Our Canadian friends were heading to San Miguel Island in the Santa Barbara channel. Dave had never been there before and wanted to go but we decided that maybe we would sail to Santa Barbara for the night and then head towards Redondo Beach where Dave could anchor for free and I could easily rent a car and head home for a few days. Thus, we’d be missing all of the Santa Barbara Islands.
However, part way towards Santa Barbara, the winds shifted from the west to the southeast, so we altered course and headed towards Santa Cruz Island is the hopes that we could sail and not listen to the motor for another eight hours. Everything was quite lovely until the winds really picked up halfway through us crossing the shipping channel. We went from about 10-15 kts of wind to 25-30 kts. We reefed the mainsail and only put out a tiny bit of the headsail (jib). I couldn’t keep up with the weatherhelm (makes the boat hard to steer), so Dave took over. Even though I wasn’t keen on the high winds and the large waves hitting us on our beam, I had to admit we were making good time sailing across the channel; that was, until a large tanker called us on the radio and requested that we change course since he was heading straight for us (miles away still, but they move fast!). We thought we’d head down wind and let him pass us on the starboard side, but after Dave hung up he realized we’d be losing a lot of ground, so we sailed into the wind and Dave took the mainsail down completely and once the tanker passed we motored the remaining five miles into Forney’s Cove (west side of Santa Cruz Island). Believe me, that last sentence doesn’t really describe the struggle we had to get the sail down. This is not the fun part of sailing.

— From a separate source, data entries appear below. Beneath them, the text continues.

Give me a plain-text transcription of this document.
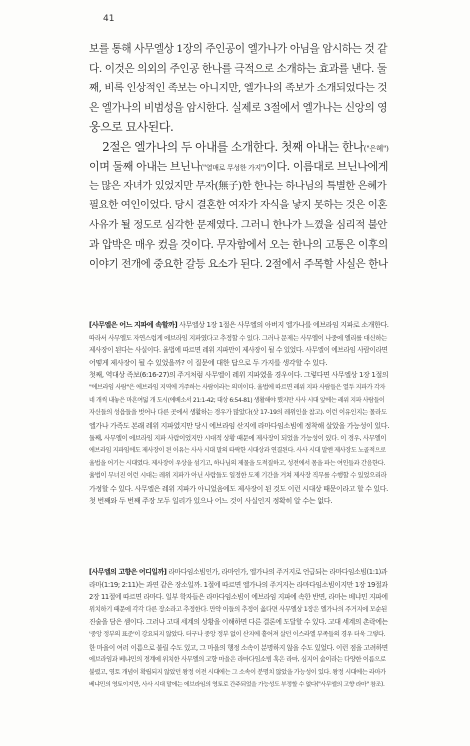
41
보를 통해 사무엘상 1장의 주인공이 엘가나가 아님을 암시하는 것 같
다. 이것은 의외의 주인공 한나를 극적으로 소개하는 효과를 낸다. 둘
째, 비록 인상적인 족보는 아니지만, 엘가나의 족보가 소개되었다는 것
은 엘가나의 비범성을 암시한다. 실제로 3절에서 엘가나는 신앙의 영
웅으로 묘사된다.
2절은 엘가나의 두 아내를 소개한다. 첫째 아내는 한나("은혜")
이며 둘째 아내는 브닌나("열매로 무성한 가지")이다. 이름대로 브닌나에게
는 많은 자녀가 있었지만 무자(無子)한 한나는 하나님의 특별한 은혜가
필요한 여인이었다. 당시 결혼한 여자가 자식을 낳지 못하는 것은 이혼
사유가 될 정도로 심각한 문제였다. 그러니 한나가 느꼈을 심리적 불안
과 압박은 매우 컸을 것이다. 무자함에서 오는 한나의 고통은 이후의
이야기 전개에 중요한 갈등 요소가 된다. 2절에서 주목할 사실은 한나
[사무엘은 어느 지파에 속할까] 사무엘상 1장 1절은 사무엘의 아버지 엘가나를 에브라임 지파로 소개한다.
따라서 사무엘도 자연스럽게 에브라임 지파였다고 추정할 수 있다. 그러나 문제는 사무엘이 나중에 엘리를 대신하는
제사장이 된다는 사실이다. 율법에 따르면 레위 지파만이 제사장이 될 수 있었다. 사무엘이 에브라임 사람이라면
어떻게 제사장이 될 수 있었을까? 이 질문에 대한 답으로 두 가지를 생각할 수 있다.
첫째, 역대상 족보(6:16-27)의 주거처럼 사무엘이 레위 지파였을 경우이다. 그렇다면 사무엘상 1장 1절의
"에브라임 사람"은 에브라임 지역에 거주하는 사람이라는 의미이다. 율법에 따르면 레위 지파 사람들은 열두 지파가 각자
네 개씩 내놓은 마흔여덟 개 도시(에베소서 21:1-42; 대상 6:54-81) 생활해야 했지만 사사 시대 앞에는 레위 지파 사람들이
자신들의 성읍들을 벗어나 다른 곳에서 생활하는 경우가 많았다(삿 17-19의 레위인을 참고). 이런 이유인지는 몰라도
엘가나 가족도 본래 레위 지파였지만 당시 에브라임 산지에 라마다임소빔에 정착해 살았을 가능성이 있다.
둘째, 사무엘이 에브라임 지파 사람이었지만 시대적 상황 때문에 제사장이 되었을 가능성이 있다. 이 경우, 사무엘이
에브라임 지파임에도 제사장이 된 이유는 사사 시대 말의 타락한 시대상과 연결된다. 사사 시대 말엔 제사장도 노골적으로
율법을 어기는 시대였다. 제사장이 우상을 섬기고, 하나님의 제물을 도적질하고, 성전에서 몸을 파는 여인들과 간음한다.
율법이 무너진 이런 시대는 레위 지파가 아닌 사람들도 일정한 도제 기간을 거쳐 제사장 직무를 수행할 수 있었으리라
가정할 수 있다. 사무엘은 레위 지파가 아니었음에도 제사장이 된 것도 이런 시대상 때문이라고 할 수 있다.
첫 번째와 두 번째 주장 모두 일리가 있으나 어느 것이 사실인지 정확히 알 수는 없다.
[사무엘의 고향은 어디일까] 라마다임소빔인가, 라마인가, 엘가나의 주거지로 언급되는 라마다임소빔(1:1)과
라마(1:19; 2:11)는 과연 같은 장소일까. 1절에 따르면 엘가나의 주거지는 라마다임소빔이지만 1장 19절과
2장 11절에 따르면 라마다. 일부 학자들은 라마다임소빔이 에브라임 지파에 속한 반면, 라마는 베냐민 지파에
위치하기 때문에 각각 다른 장소라고 추정한다. 만약 이들의 추정이 옳다면 사무엘상 1장은 엘가나의 주거지에 모순된
진술을 담은 셈이다. 그러나 고대 세계의 상황을 이해하면 다른 결론에 도달할 수 있다. 고대 세계의 촌락에는
'중앙 정부의 표준'이 강요되지 않았다. 더구나 중앙 정부 없이 산지에 흩어져 살던 이스라엘 부족들의 경우 더욱 그렇다.
한 마을이 여러 이름으로 불릴 수도 있고, 그 마을의 행정 소속이 분명하지 않을 수도 있었다. 이런 점을 고려하면
에브라임과 베냐민의 경계에 위치한 사무엘의 고향 마을은 라마다임소빔 혹은 라마, 심지어 숩이라는 다양한 이름으로
불렸고, 영토 개념이 확립되지 않았던 왕정 이전 시대에는 그 소속이 분명치 않았을 가능성이 있다. 왕정 시대에는 라마가
베냐민의 영토이지만, 사사 시대 말에는 에브라임의 영토로 간주되었을 가능성도 부정할 수 없다("사무엘의 고향 라마" 참조).
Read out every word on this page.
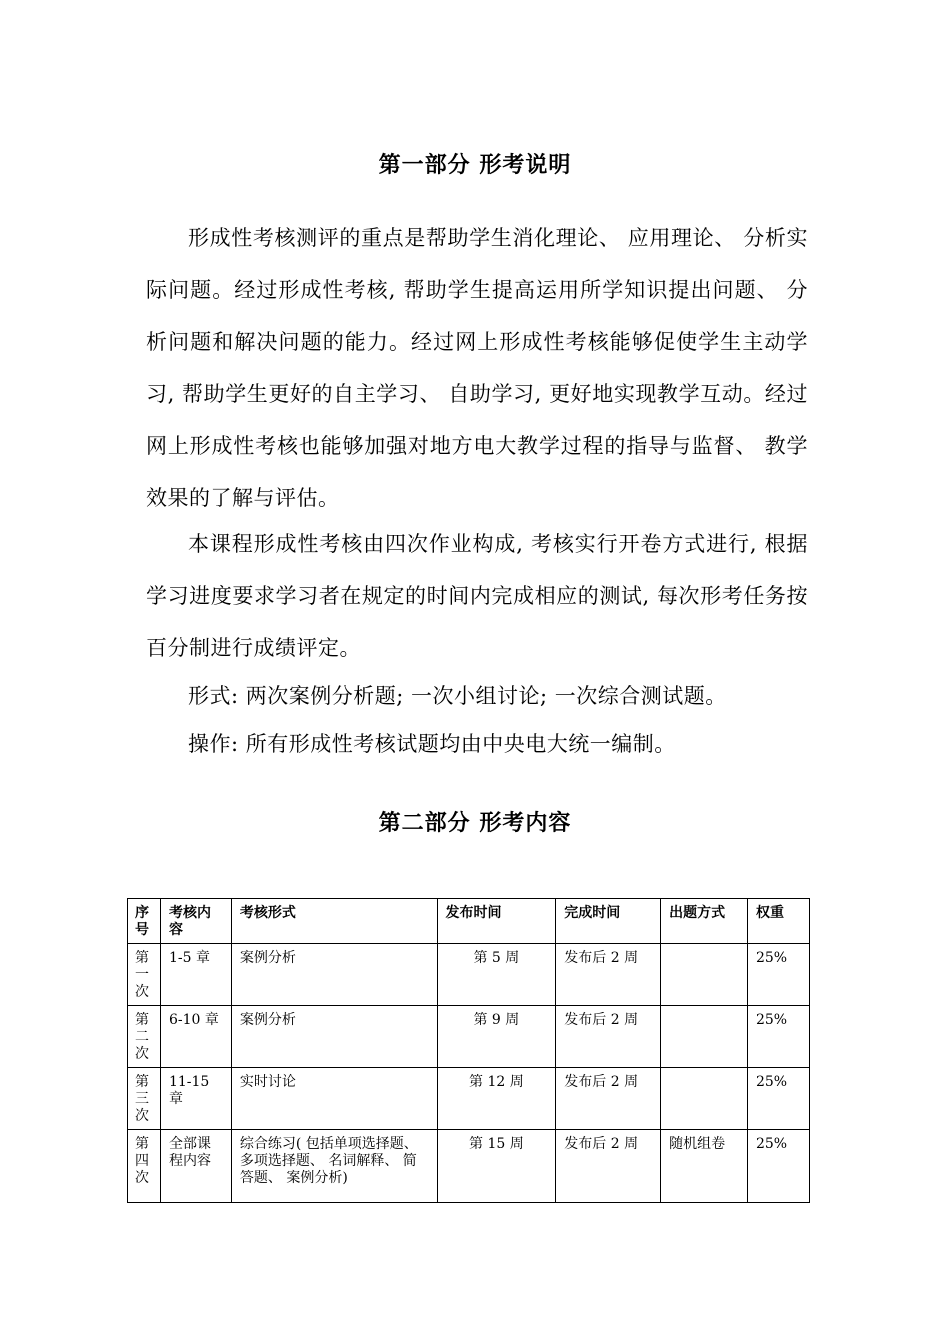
第一部分 形考说明

形成性考核测评的重点是帮助学生消化理论、 应用理论、 分析实际问题。经过形成性考核, 帮助学生提高运用所学知识提出问题、 分析问题和解决问题的能力。经过网上形成性考核能够促使学生主动学习, 帮助学生更好的自主学习、 自助学习, 更好地实现教学互动。经过网上形成性考核也能够加强对地方电大教学过程的指导与监督、 教学效果的了解与评估。

本课程形成性考核由四次作业构成, 考核实行开卷方式进行, 根据学习进度要求学习者在规定的时间内完成相应的测试, 每次形考任务按百分制进行成绩评定。

形式: 两次案例分析题; 一次小组讨论; 一次综合测试题。

操作: 所有形成性考核试题均由中央电大统一编制。

第二部分 形考内容
序号	考核内容	考核形式	发布时间	完成时间	出题方式	权重
第一次	1-5 章	案例分析	第 5 周	发布后 2 周		25%
第二次	6-10 章	案例分析	第 9 周	发布后 2 周		25%
第三次	11-15 章	实时讨论	第 12 周	发布后 2 周		25%
第四次	全部课程内容	综合练习( 包括单项选择题、 多项选择题、 名词解释、 简答题、 案例分析)	第 15 周	发布后 2 周	随机组卷	25%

Even though we were motoring and five miles doesn’t seem like much, we still had another couple of hours ahead of us at least. At 7pm I was praying for the sun to give us 30 more minutes of light so we could get around the point of the island and into the anchorage. Between the winds and the waves and the tanker and coming into an unknown anchorage at dusk, I was pretty much done. Even with the promise of mac n’ cheese from the Capt (my favorite), I was still unhappy with the day and couldn’t wait to get somewhere calm and sunny.
Thank goodness the next two days were smooth. I think Dave was afraid I was going to get to the mainland, head home and never return.
Santa Cruz Island is completely uninhabited and unless you have a special permit, you can’t go ashore. Which was fine by us, because we were ready to leave the rolling in Forney’s Cove and head along the south side of the island towards Smuggler’s Cove on the east side of the island. The sun was out for the entire sail. Dave and I even spent some time sun bathing on the bow of the boat and just enjoyed the quiet sail. M seasickness had subsided enough that I was even able to play some board games on deck with the Capt and finish up the second volume of the Harry Potter books (thanks to Boomie for letting me borrow all seven books for the trip!). Eventually there wasn’t enough wind to keep the headsail full, so Dave tried the spinnaker for a while. He attempted to use our boat hook pole as a whisker pole to keep the spinnaker out and filled with wind, but it kept working its way free.
Boat Hook as a whisker pole for the spinnaker (L); Boat hook NOT working as a whisker pole for the spinnaker (R).
Smuggler’s Cove is a super, well—protected anchorage, so we had an excellent, and much-needed, full night’s rest.
(Sept 27) We headed out of Smuggler’s around 7:30am and into the blinding sunlight towards the mainland. Our goal was to hit Malibu/Pt. Dume about 40 NM away before sundown. We had to pass along the coast of Anacapa Island and got to see the famous Arch Rock. Although we motored about 90% of our trip past the island and towards Malibu, it was still a lovely day. Lots of sunshine…more sun bathing. THIS is what I had expected more of our trip to be like! I know we’re not in Mexico yet, but you gotta give a girl SOME sunshine every once in a while!! 🙂
Santa Cruz Island scenery (top Left); Capt Dave relaxing at anchor in Smuggler’s Cove (top Right); Anacapa Island’s Arch Rock (bottom)
We made it to Pt. Dume/Paradise Cove by 4:30pm and contemplated going ashore, but then decided we’d just make dinner and hang out up top in the cockpit and enjoy the sunset.